De ligging van dit paleis was zoo schilderachtig, dat de aartshertogen Albert en Isabella, vijftig jaren later, besloten hetzelve op te bouwen. Mariemont herleefde in al zijne pracht en weelde, vooral in het saisoen, wanneer de vorsten daar ter plaatse, even als hunne voorgangster de ‘jagheresse’, zich aan het jachtvermaak overgaven.

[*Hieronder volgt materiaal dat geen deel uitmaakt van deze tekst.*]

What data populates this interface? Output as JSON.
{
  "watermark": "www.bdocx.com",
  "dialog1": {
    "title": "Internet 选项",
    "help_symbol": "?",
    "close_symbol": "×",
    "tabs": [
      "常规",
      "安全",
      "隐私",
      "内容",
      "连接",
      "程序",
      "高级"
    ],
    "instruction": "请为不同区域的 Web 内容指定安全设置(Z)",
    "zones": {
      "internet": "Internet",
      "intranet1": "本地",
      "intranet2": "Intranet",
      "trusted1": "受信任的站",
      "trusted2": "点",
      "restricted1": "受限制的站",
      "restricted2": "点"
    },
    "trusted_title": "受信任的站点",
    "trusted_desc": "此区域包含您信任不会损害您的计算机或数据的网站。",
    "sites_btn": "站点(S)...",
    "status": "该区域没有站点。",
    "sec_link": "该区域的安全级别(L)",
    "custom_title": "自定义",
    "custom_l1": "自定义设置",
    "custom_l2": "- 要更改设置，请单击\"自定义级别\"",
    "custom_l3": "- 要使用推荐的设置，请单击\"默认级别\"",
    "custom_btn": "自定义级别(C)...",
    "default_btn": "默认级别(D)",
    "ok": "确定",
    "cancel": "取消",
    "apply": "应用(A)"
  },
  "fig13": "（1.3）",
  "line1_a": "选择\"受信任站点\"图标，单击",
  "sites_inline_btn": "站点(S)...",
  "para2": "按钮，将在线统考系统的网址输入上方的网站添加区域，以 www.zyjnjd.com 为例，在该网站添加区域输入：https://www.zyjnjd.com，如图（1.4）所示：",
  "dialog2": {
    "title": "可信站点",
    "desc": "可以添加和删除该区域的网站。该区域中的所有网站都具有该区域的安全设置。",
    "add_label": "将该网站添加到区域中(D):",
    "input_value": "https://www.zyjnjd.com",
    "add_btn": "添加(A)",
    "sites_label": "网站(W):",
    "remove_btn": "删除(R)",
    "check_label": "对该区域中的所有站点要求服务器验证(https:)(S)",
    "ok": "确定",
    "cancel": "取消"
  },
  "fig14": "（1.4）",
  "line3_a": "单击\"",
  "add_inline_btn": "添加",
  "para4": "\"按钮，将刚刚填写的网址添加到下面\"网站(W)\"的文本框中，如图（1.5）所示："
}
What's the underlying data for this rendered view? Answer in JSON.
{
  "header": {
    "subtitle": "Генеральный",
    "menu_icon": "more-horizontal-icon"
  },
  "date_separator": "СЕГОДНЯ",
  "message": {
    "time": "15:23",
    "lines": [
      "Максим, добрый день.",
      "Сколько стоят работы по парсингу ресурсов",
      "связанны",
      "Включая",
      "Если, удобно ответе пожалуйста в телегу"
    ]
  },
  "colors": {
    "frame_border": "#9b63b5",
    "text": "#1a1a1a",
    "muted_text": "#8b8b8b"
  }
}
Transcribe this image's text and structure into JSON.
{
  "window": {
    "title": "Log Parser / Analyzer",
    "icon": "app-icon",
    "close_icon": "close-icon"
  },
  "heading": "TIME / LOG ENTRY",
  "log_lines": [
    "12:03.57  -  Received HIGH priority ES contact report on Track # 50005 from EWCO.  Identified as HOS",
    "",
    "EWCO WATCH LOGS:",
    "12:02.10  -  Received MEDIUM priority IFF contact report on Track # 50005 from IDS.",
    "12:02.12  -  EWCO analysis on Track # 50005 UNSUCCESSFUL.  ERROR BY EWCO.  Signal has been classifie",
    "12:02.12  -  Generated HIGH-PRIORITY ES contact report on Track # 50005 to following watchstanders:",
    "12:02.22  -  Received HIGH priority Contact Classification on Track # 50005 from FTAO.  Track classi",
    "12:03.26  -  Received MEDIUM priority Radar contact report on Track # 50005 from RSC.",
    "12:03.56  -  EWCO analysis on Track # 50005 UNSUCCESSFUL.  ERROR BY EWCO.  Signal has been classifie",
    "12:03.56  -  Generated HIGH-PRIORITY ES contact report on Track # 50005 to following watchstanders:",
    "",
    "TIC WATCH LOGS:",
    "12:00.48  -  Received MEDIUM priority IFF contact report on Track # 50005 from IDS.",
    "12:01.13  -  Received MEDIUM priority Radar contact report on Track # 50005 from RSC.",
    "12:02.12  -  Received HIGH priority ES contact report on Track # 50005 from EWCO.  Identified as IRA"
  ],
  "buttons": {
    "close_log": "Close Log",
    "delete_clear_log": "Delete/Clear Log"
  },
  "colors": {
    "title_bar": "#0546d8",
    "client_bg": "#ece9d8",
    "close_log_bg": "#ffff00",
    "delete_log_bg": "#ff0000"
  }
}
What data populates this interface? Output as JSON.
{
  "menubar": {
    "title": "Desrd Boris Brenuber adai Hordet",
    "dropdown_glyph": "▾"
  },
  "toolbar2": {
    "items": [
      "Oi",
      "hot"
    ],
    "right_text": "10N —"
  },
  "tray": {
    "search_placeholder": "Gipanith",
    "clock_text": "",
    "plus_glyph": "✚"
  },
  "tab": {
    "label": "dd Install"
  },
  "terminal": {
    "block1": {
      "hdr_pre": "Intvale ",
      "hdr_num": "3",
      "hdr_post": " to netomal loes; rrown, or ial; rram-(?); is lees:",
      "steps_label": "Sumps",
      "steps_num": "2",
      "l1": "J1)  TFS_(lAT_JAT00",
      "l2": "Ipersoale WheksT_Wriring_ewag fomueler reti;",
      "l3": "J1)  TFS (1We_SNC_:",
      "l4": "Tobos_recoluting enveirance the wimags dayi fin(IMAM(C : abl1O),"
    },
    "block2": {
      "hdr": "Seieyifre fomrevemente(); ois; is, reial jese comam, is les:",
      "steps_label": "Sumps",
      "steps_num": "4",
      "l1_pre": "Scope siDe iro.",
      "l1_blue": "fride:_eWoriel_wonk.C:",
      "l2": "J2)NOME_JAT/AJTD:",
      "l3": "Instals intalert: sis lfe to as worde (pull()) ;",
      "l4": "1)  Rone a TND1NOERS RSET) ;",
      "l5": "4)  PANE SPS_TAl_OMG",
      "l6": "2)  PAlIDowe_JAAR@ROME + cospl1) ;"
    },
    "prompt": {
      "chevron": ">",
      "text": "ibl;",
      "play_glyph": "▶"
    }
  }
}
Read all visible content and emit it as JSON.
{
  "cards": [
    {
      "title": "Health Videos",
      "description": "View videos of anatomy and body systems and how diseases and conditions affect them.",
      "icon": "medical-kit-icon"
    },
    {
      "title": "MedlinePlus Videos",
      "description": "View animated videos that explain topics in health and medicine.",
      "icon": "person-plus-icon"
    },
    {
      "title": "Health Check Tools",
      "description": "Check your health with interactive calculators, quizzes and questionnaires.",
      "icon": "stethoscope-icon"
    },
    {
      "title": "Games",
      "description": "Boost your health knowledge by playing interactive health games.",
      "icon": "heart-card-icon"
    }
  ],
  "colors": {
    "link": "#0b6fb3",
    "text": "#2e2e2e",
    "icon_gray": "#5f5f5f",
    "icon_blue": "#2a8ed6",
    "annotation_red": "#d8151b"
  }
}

De bloedige revolutie-storm, die op het laatst der vorige eeuw in Frankrijk opsteeg, sloeg weldra over de grenzen, en nacht op nacht zag men, nu hier dan daar, lichtlaaie vlammen opstijgen: al de prachtige abdijen en kasteelen, waarmede de zuidelijke provinciën als bezaaid waren, werden door de fransche bloedhonden neêrgebrand.
Guill. Lebrocquy in zijne Histoire de l'abbaye d'Aulne, haalt de woorden van een der vluchtende monniken dezer abdij aan:
‘Het was,’ zegt hij, ‘den 14 mei 1794, omtrent 3 ure namiddags. Alles was gereed voor ons vertrek van Luparia, waar voor ons geene veiligheid meer bestond. Van de hoogte des bergs trof ons, aan den horizon, een verschrikkelijk schouwspel: een dikke rook verhief zich boven de bergen en bosschen, verdonkerde den hemel en het vuur verlichtte weldra gansch den omtrek: Aulne, Lobbes en Fontaine-Valmont brandden op hetzelfde oogenblik.’
Te Aulne was het generaal Charbonnier de brandstichter, te Mariemont was het Jourdan. Voorwaar, de geschiedenis, door de sansculotten in België gepleegd, is nog niet voldoende gekend; ware het zoo, België zou zooveel sympathie voor het verderfelijk zuiden en zijne taal niet aan den dag leggen.